Extra Sip: Rich in melatonin (a hormone that helps regulate sleep cycles), 8 ounces of cherry juice for 14 days -- once in the morning and again two hours prior to bed provided moderate improvement in sleep patterns and insomnia.

Capuacu Juice: First there was cacao, yet leave it to the Amazon to provide athletes with another performance and wellness superstar.
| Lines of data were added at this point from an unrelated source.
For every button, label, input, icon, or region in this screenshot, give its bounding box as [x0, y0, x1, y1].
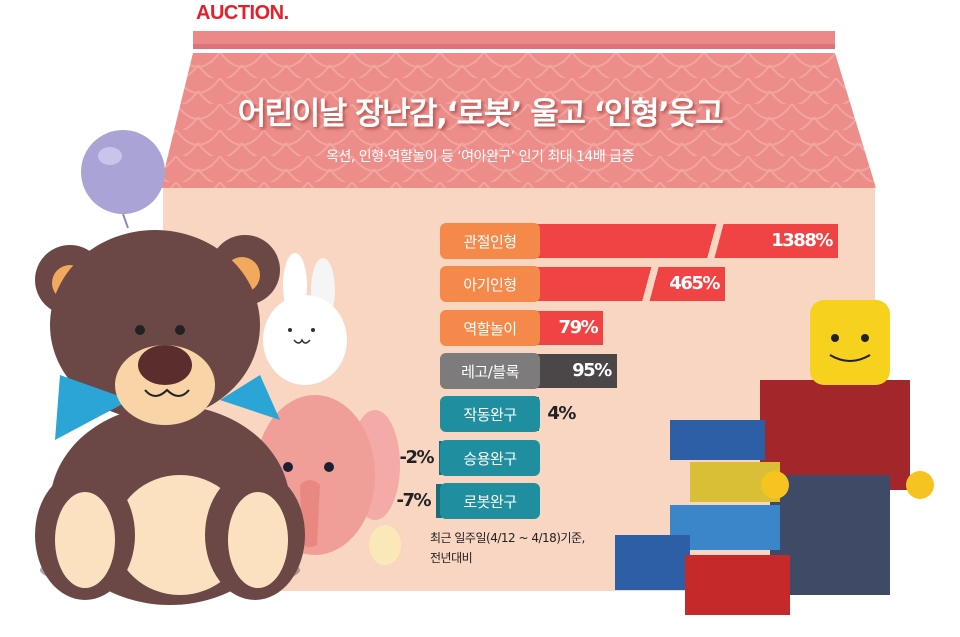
page-title: 어린이날 장난감,‘로봇’ 울고 ‘인형’웃고 [237, 96, 724, 132]
category-label: 작동완구 [440, 396, 540, 432]
category-label: 로봇완구 [440, 483, 540, 519]
value-label: 465% [669, 273, 720, 294]
value-label: -7% [396, 490, 432, 511]
category-label: 레고/블록 [440, 353, 540, 389]
footnote-line-2: 전년대비 [430, 551, 473, 565]
category-label: 역할놀이 [440, 310, 540, 346]
bar [536, 267, 725, 301]
bar [536, 354, 617, 388]
balloon-illustration [81, 130, 165, 229]
teddy-bear-illustration [35, 230, 305, 605]
category-label: 관절인형 [440, 223, 540, 259]
chart-footnote: 최근 일주일(4/12 ~ 4/18)기준, 전년대비 [430, 528, 585, 568]
footnote-line-1: 최근 일주일(4/12 ~ 4/18)기준, [430, 531, 585, 545]
value-label: 4% [547, 403, 576, 424]
roof-trim [193, 31, 835, 49]
subtitle: 옥션, 인형·역할놀이 등 ‘여아완구’ 인기 최대 14배 급증 [326, 149, 634, 165]
bar [536, 224, 838, 258]
value-label: -2% [399, 447, 434, 468]
rabbit-illustration [263, 253, 347, 385]
value-label: 79% [558, 317, 599, 338]
bar [536, 311, 604, 345]
roof-illustration [160, 53, 876, 188]
value-label: 95% [572, 360, 612, 381]
category-label: 승용완구 [440, 440, 540, 476]
category-label: 아기인형 [440, 266, 540, 302]
auction-logo: AUCTION. [196, 2, 289, 24]
lego-illustration [615, 300, 934, 615]
value-label: 1388% [771, 230, 833, 251]
bar [436, 484, 442, 518]
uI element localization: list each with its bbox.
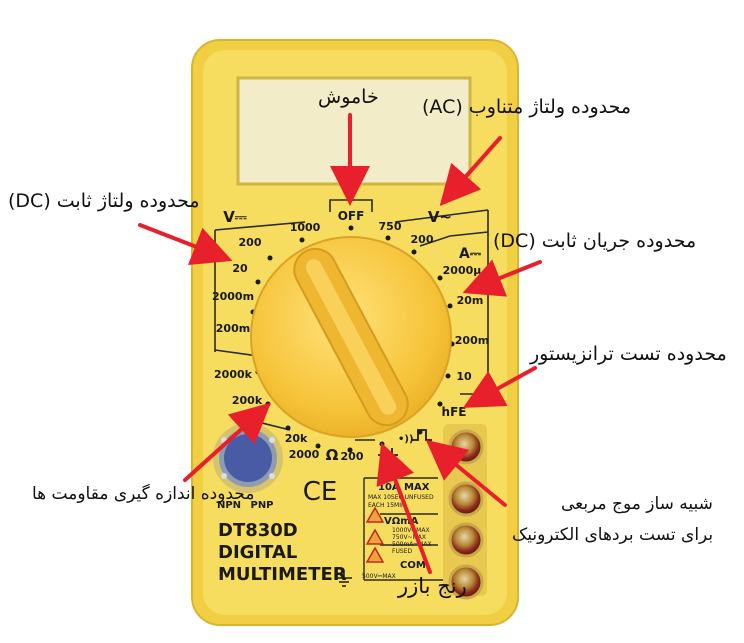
- input-jacks[interactable]: [443, 424, 487, 600]
- dial-dca-symbol: A⎓: [459, 246, 482, 262]
- arrow-buzzer: [376, 442, 432, 574]
- dcv-range-200m: 200m: [216, 322, 250, 335]
- annotation-arrows: [138, 113, 542, 574]
- warning-icon: [365, 506, 385, 563]
- arrow-resistance: [183, 402, 271, 482]
- dcv-range-1000: 1000: [290, 221, 321, 234]
- buzzer-icon: •)): [398, 434, 414, 445]
- square-wave-output-jack[interactable]: [448, 429, 484, 465]
- jack-com[interactable]: [448, 564, 484, 600]
- socket-pnp-label: PNP: [250, 500, 273, 511]
- jack-com-note: 500V⎓MAX: [362, 573, 396, 580]
- ohm-range-200k: 200k: [232, 394, 263, 407]
- dca-range-10: 10: [456, 370, 472, 383]
- arrow-square-wave: [425, 439, 507, 507]
- label-dc-current: محدوده جریان ثابت (DC): [493, 230, 697, 252]
- dial-off-label: OFF: [338, 209, 365, 223]
- label-resistance: محدوده اندازه گیری مقاومت ها: [32, 484, 255, 504]
- label-square-wave-line2: برای تست بردهای الکترونیک: [512, 525, 714, 545]
- acv-range-200: 200: [411, 233, 434, 246]
- device-name-line1: DIGITAL: [218, 542, 297, 563]
- ce-mark: CE: [303, 477, 338, 507]
- dca-range-20m: 20m: [457, 294, 484, 307]
- ohm-range-2000k: 2000k: [214, 368, 253, 381]
- dial-hfe-label: hFE: [442, 405, 467, 419]
- model-label: DT830D: [218, 520, 298, 541]
- ohm-range-20k: 20k: [285, 432, 308, 445]
- dial-dcv-symbol: V⎓: [223, 208, 247, 226]
- ohm-range-2000: 2000: [289, 448, 320, 461]
- dial-acv-symbol: V~: [428, 208, 452, 226]
- arrow-dc-current: [462, 259, 542, 297]
- jack-10a-label: 10A: [378, 482, 400, 493]
- jack-vma[interactable]: [448, 522, 484, 558]
- multimeter-body: OFF V⎓ V~ A⎓ Ω hFE 1000 200 20 2000m 200…: [191, 39, 519, 626]
- jack-max-label: MAX: [404, 482, 430, 493]
- jack-vma-note3: 500mA⎓MAX: [392, 541, 432, 548]
- device-name-line2: MULTIMETER: [218, 564, 347, 585]
- arrow-ac-voltage: [439, 136, 502, 206]
- knob-pointer[interactable]: [287, 241, 415, 432]
- jack-vma-note4: FUSED: [392, 548, 412, 555]
- dca-range-200m: 200m: [455, 334, 489, 347]
- jack-vma-label: VΩmA: [384, 516, 419, 527]
- label-dc-voltage: محدوده ولتاژ ثابت (DC): [8, 190, 200, 212]
- label-square-wave-line1: شبیه ساز موج مربعی: [561, 494, 713, 514]
- label-buzzer: رنج بازر: [398, 574, 467, 598]
- jack-com-label: COM: [400, 560, 426, 571]
- dial-ohm-symbol: Ω: [326, 446, 339, 464]
- transistor-socket-inner: [224, 434, 272, 482]
- dcv-range-2000m: 2000m: [212, 290, 254, 303]
- label-off: خاموش: [318, 86, 379, 108]
- label-ac-voltage: محدوده ولتاژ متناوب (AC): [422, 96, 632, 118]
- acv-range-750: 750: [379, 220, 402, 233]
- jack-vma-note1: 1000V⎓MAX: [392, 527, 430, 534]
- dcv-range-20: 20: [232, 262, 248, 275]
- jack-10a[interactable]: [448, 481, 484, 517]
- label-transistor: محدوده تست ترانزیستور: [530, 343, 727, 365]
- arrow-transistor: [463, 366, 537, 408]
- ohm-range-200: 200: [341, 450, 364, 463]
- ground-icon: [336, 570, 352, 587]
- dcv-range-200: 200: [239, 236, 262, 249]
- jack-vma-note2: 750V~MAX: [392, 534, 426, 541]
- arrow-dc-voltage: [138, 223, 233, 266]
- jack-10a-note2: EACH 15MIN: [368, 502, 405, 509]
- dca-range-2000u: 2000μ: [443, 264, 482, 277]
- socket-npn-label: NPN: [217, 500, 241, 511]
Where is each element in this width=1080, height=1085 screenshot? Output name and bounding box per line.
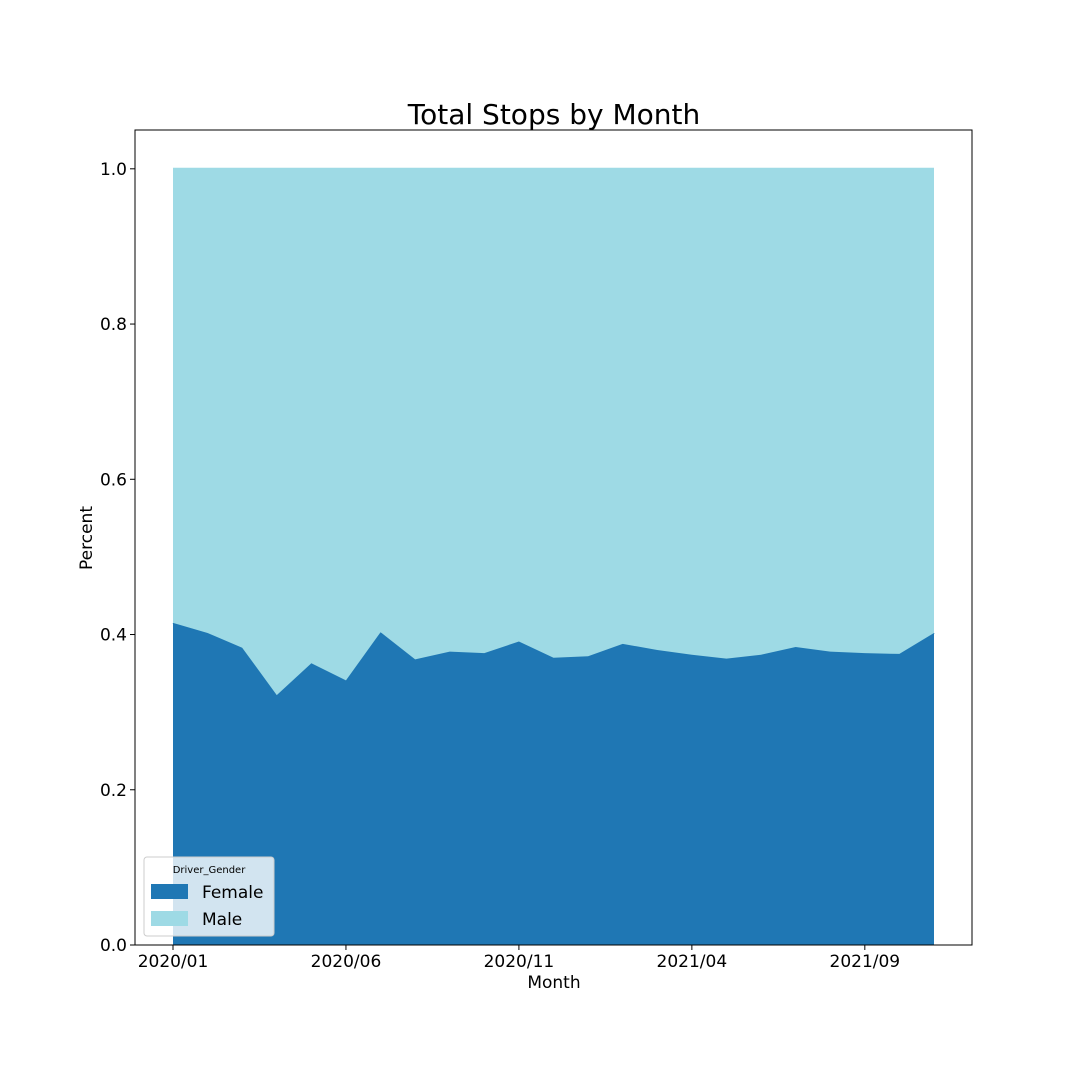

Chock full of polyphenols and flavonoids, Cupuacu contains theacrine -- the same natural stimulant found in cocoa. Locals use this fruit to relieve pain, strengthen immunity, fight aging, boost energy and elevate mental clarity.

The taste (much better than pickle juice for sure) is a cross between a banana and a melon, with a dash of chocolate, and is the perfect addition to a post-workout shake or a healthy dessert.

Extra Sip: Most easily found in a freeze-dried powder, juice or digestive-aid tea at local health food stores.

Apple Cider Vinegar: For those who ever doubted the saying, "An apple a day keeps the doctor away." Or better yet, debunked the findings of Hippocrates way back when, it is time to listen up. Apple cider vinegar is a medicine cabinet in a bottle.

Its benefits are plentiful, its usage is widespread and its amino acid, raw enzyme and potassium profiles provide athletes with an amazing performance and recovery tonic.

Bring 2 teaspoons of well-shaken (the power house is the "gunk" at the bottom of the bottle) apple cider vinegar to room temperature or warm water upon rising and again post-workout help to over-ride fatigue, reduce inflammation and flush lactic acid.

A study published in January 2010 in the Annals of Nutrition and Metabolism, found 2 teaspoons of apple cider vinegar taken prior to or with a meal slows the release of sugars into the bloodstream.

Extra Sip: Apple cider vinegar helps the body to maintain a healthy alkaline pH level. When your pH levels are low, your body is ripe for infections, allergies and low energy. Two teaspoons in water daily for 12 weeks can make a difference.